In normal circumstances our expectations are through the roof, he says.
“That we will be famous, successful, rich, have a satisfactory relationship, expanding our horizons at all times.”
Such ambitions are damaging the human psyche, he says.
“[They] drive a good part of us insane every year, in the most dreadful of ways, the current situation has reminded us of this.”
Elevated expectations about what our relationships should bring are causing us grief too, he says.
“We have secularised the expectations that previous ages directed upwards to angels and deities. We have said we don’t need these deities we can find them at the nightclub. And that’s why when couples get together sometimes they call each other angel, it’s a genuine reflection of our belief in the superhuman potential of one's chosen other.”
And this causes many of us to come to grief he says, because our “very notion of love is crooked.”
“The romantic worldview keeps pressing the idea that we need to find a completely compatible partner, everyone is in search of total compatibility.
“Compatibility Is not the precondition for love, it’s the achievement of love, it’s where we get to if love’s gone really well.”
Real love, he says, has more to do with a toleration, “a sympathy for weakness and its well springs.”
The feeling we may no longer be wanted by another human being is a constant fear he says, one we tend to forget.
And yet we struggle, even in established relationships, to tell our partners are true feelings, de Botton says.
“They blame the other person for not understanding something they haven’t taken the trouble to explain. They simply believe that the other person by virtue of loving them should understand them.”
That our needs should be innately understood is a “fantasy that comes from early childhood.”
“There is an ocean of grief out there around physical intimacy,” de Botton says.
Patience and civility are qualities de Botton puts great store by.
“We have a problem with civility out there in the world and I think we all need some reminders, me too, of the need to be civil.
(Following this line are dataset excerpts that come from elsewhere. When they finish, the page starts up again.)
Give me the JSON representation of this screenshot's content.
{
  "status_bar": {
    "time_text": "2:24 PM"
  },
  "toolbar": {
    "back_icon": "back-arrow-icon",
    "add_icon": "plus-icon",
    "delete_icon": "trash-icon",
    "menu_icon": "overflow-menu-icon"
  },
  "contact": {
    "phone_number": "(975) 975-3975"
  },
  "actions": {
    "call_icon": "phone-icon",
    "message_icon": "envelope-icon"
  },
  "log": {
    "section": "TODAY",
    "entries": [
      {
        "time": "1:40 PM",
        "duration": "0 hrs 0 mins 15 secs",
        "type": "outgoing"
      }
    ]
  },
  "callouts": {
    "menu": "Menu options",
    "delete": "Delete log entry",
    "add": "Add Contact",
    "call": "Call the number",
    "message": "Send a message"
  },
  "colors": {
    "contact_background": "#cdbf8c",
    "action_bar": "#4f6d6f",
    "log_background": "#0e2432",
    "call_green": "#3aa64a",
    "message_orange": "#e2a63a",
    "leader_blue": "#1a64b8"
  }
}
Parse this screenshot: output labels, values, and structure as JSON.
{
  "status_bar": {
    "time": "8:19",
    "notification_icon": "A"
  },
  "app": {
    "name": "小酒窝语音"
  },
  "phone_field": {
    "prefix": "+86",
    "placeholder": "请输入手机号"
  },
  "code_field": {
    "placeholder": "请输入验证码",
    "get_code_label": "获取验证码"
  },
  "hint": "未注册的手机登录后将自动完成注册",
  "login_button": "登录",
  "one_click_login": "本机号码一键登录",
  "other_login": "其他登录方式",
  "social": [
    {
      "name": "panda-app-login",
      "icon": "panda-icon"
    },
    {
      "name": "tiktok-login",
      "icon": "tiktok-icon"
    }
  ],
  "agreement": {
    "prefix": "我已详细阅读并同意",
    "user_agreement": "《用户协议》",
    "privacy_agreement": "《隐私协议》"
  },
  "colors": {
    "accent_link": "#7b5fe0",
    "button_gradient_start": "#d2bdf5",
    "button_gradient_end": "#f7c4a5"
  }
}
“Saving people’s feelings is a really important part, as important of the need to be frank, we’re obsessed by the idea of being honest.”
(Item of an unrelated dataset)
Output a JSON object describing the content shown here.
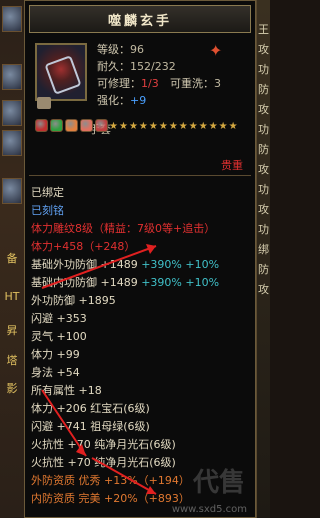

There is much wisdom to be found in ancient culture, de Botton says, he is trying to remind us that not all new ideas are the best ideas.
“I’m simply raiding the cupboard of culture for ideas that I think that I and others around me might find useful.”
Understanding that life can be a constant struggle can help us find peace, he says.
“Being alive is an emergency, life is a giant hospice, it’s not a hospital, we don’t get better, were all dying, it’s all going to be over fairly soon however old or young you are.”
We need help, as we are not naturally calm creatures, he says.
“The ancient Greeks came up with the notion of tragedy, that the structure of life is tragic.”
Acceptance and the search for the quiet life is, he says, “a mighty human achievement.”
And while he has no “bromides” for the current troubling times in which we live, he says we should have realistic expectations.
“Let’s respect the storm that we’re going through and not expect ourselves to be totally sane all the time, insanity and lack of calm and lack of reason belong to a good life as much as its opposite.”